Adulting 404: Ternyata Moving Out Tidak Seindah Sitkom FRIENDS

Episode petunjuk adulting kali ini bukan adulting ala-ala kayak post sebelumnya, friend. Lebih nyata dari pengalaman kerja pertama, proses mengenali coping mechanism, maupun mengolah sedih.

Karena gue baru move out!

Kalau kalian pernah nonton sitkom Friends, kalian pasti akan familiar dengan Monica Geller si hostess yang clean freak, Rachel Greene si manja yang akhirnya mengalami character development, Phoebe Buffay si penyihir New Age yang kinky, Rose Geller si paleontologist Nerdy, Joey Tribbiani fakboy no thoughts heads empty, dan Chandler yang coping mechanism-nya humor sarkas nyelekit.

Benang merah cerita ini adalah sekumpulan young adult yang tinggal sendiri di New York City. Monica dan Rachel tinggal bareng di apartemen dua kamar yang luas, di seberang apartemen Chander dan Joey. Ross dan Phoebe dateng setiap hari. Mereka semua punya pekerjaan yang beda-beda, tajir, dan idupnya muluuuus banget. Nggak pusing bayar tagihan. Nggak hemat-hemat untuk belanja dan ngorder pizza. Nggak ada tuh adegan mati lampu empat kali sehari karena daya listrik apartemennya nggak bisa buat nyalain kompor dan kulkas sekaligus.

Nggak, kita nggak sehepi orang-orang ini
karena kita di Depok bukan di New York.

Anyway, kalo ada dari antara kalian yang kepo kenapa gue harus move out, jawabnnya adalah kerja proyek. Kerja proyek yang selanjutnya disebut KP ini adalah program magang wajib dari kampus, di mana kami mahasiswanya harus membuat laporan mengenai proyek yang diteliti setelah dua bulan magang di sana.

Nah, karena lokasi magang ini jauuuh dari rumah (nggak jauh-jauh amat sih, tapi nggak mudah diakses dengan transportasi umum dan gue cuma bisa mengendarai sepeda), plus dunia ini sedang pandemi, maka selama dua bulan gue harus KP, gue dan Nadya (temen sedepartemen, beda jurusan, Capricorn. Pernah muncul di sini) memutuskan untuk menyewa apartemen dan adulting di dalamnya.

Untuk KP-nya sendiri, bisa dibilang belum banyak yang terjadi, sih. Jadi saat ini, mari fokus kepada kegoblokan-kegoblokan yang terjadi selama HANYA seminggu gue tinggal sendiri (as in jauh dari ortu, ya sama Nadya sih).

Ternyata, banyak banget lho printilan-printilan yang sebelumnya udah ada atau udah ke-develop (misalnya barang-barang atau kebiasaan dalam memakai barang-barang) yang harus dipikirkan ketika lo tinggal jauh dari orang tua.

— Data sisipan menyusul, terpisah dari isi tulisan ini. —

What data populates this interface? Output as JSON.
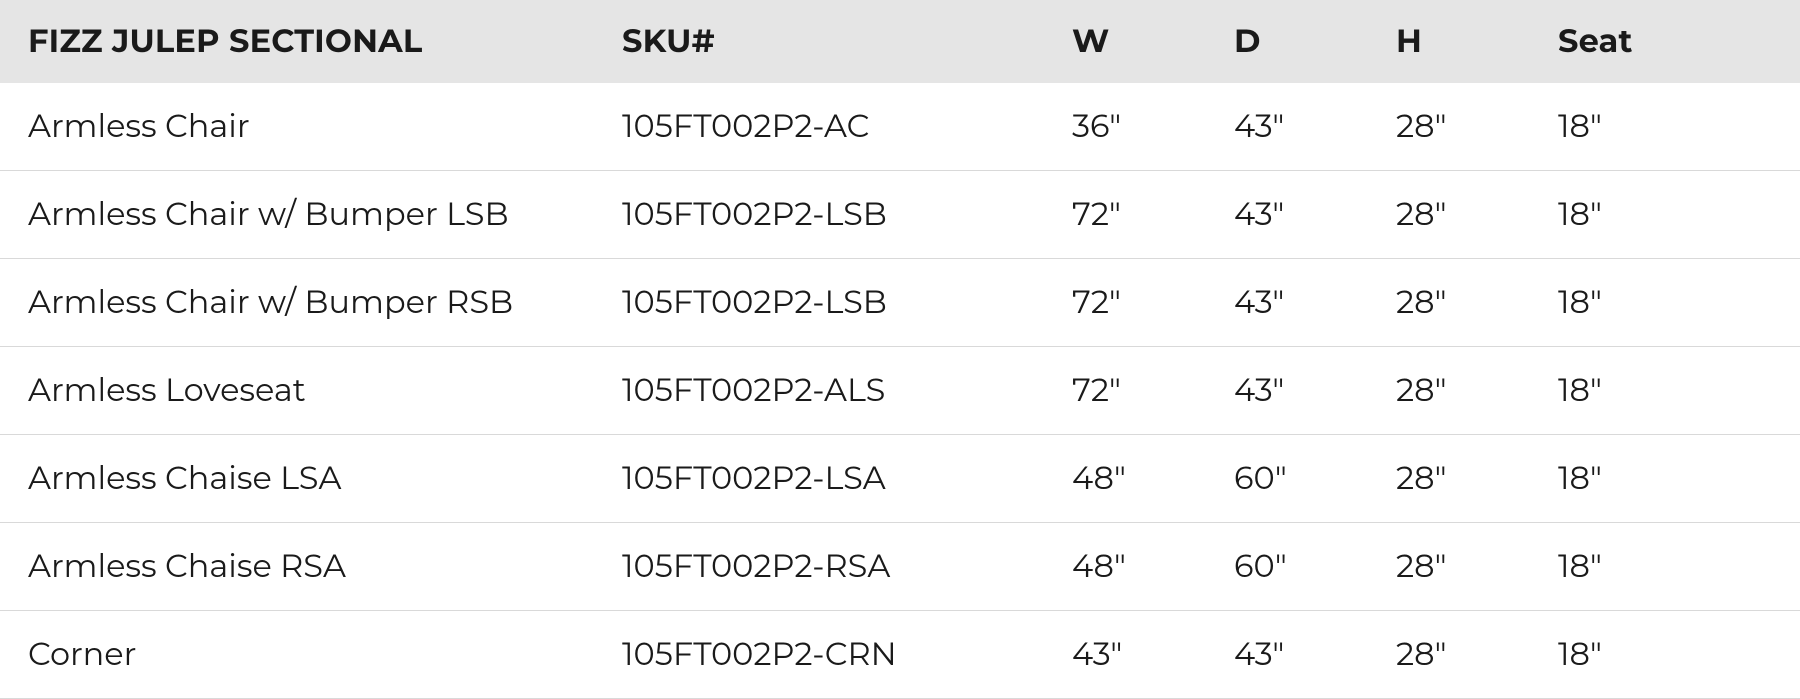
{
  "table": {
    "type": "table",
    "header_bg": "#e5e5e5",
    "row_border_color": "#d9d9d9",
    "text_color": "#1a1a1a",
    "header_fontsize": 32,
    "cell_fontsize": 32,
    "header_fontweight": 700,
    "cell_fontweight": 400,
    "columns": [
      {
        "key": "name",
        "label": "FIZZ JULEP SECTIONAL",
        "width_pct": 33,
        "align": "left"
      },
      {
        "key": "sku",
        "label": "SKU#",
        "width_pct": 25,
        "align": "left"
      },
      {
        "key": "w",
        "label": "W",
        "width_pct": 9,
        "align": "left"
      },
      {
        "key": "d",
        "label": "D",
        "width_pct": 9,
        "align": "left"
      },
      {
        "key": "h",
        "label": "H",
        "width_pct": 9,
        "align": "left"
      },
      {
        "key": "seat",
        "label": "Seat",
        "width_pct": 15,
        "align": "left"
      }
    ],
    "rows": [
      {
        "name": "Armless Chair",
        "sku": "105FT002P2-AC",
        "w": "36\"",
        "d": "43\"",
        "h": "28\"",
        "seat": "18\""
      },
      {
        "name": "Armless Chair w/ Bumper LSB",
        "sku": "105FT002P2-LSB",
        "w": "72\"",
        "d": "43\"",
        "h": "28\"",
        "seat": "18\""
      },
      {
        "name": "Armless Chair w/ Bumper RSB",
        "sku": "105FT002P2-LSB",
        "w": "72\"",
        "d": "43\"",
        "h": "28\"",
        "seat": "18\""
      },
      {
        "name": "Armless Loveseat",
        "sku": "105FT002P2-ALS",
        "w": "72\"",
        "d": "43\"",
        "h": "28\"",
        "seat": "18\""
      },
      {
        "name": "Armless Chaise LSA",
        "sku": "105FT002P2-LSA",
        "w": "48\"",
        "d": "60\"",
        "h": "28\"",
        "seat": "18\""
      },
      {
        "name": "Armless Chaise RSA",
        "sku": "105FT002P2-RSA",
        "w": "48\"",
        "d": "60\"",
        "h": "28\"",
        "seat": "18\""
      },
      {
        "name": "Corner",
        "sku": "105FT002P2-CRN",
        "w": "43\"",
        "d": "43\"",
        "h": "28\"",
        "seat": "18\""
      }
    ]
  }
}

Oh ya, sebelum kalian baca lebih lanjut, gue mau memberi disclaimer bahwa default gue dan Nadya adalah a) bala, dan b) ceroboh. Bisa dibayangin lah ya seberapa banyak hal yang harus dipelajari secara... sulit. 

Berhubung dunia ini lagi pandemi dan kita miskin, kita memutuskan untuk masak dan membawa bekel setiap hari. Dan meski skill memasak kita kalo dirata-rata nggaj buruk-buruk amat, ternyata banyaaak banget hal yang harus dipelajari dan dibiasakan. Gue akan list kebingungan-kebingunan gue dan jawaban yang gue temukan selama seminggu tinggal di sini menurut kategori. Let's go!

a. Belanja

Ini sebenernya obvious sih, tapi ternyata, untuk bisa memasak sendiri dengan proper dan sehat, yang dibutuhkan nggak sekadar beras, frozen food, dan sayur lho. Butuh juga banyak bumbu-bumbu (saus-sausan, kecap-kecapan, merica, garam, gula, dan rempah-rempah), yang sebelumnya adalah benda-benda yang memang ada di rumah aja, nggak perlu dibeli dari awal. Karena apartemen ini kosong melompong selain furnitur, kita harus belanja hal-hal kecil-tapi-penting ini juga.

Selain perbumbu-bumbuan, ada hal-hal lain yang harus dibeli dalam kategori makanan, seperti air (kita belum punya galon T___T), susu, yakult, dan lain-lain. Jadi hari pertama kita kerja yang sekaligus juga merupakan hari pertama kita tinggal di sini, kita harus BELANJA. Semua dengan metode ngira-ngira, karena belum bener-bener kepikiran perintilan apa aja yang perlu dan nggak perlu.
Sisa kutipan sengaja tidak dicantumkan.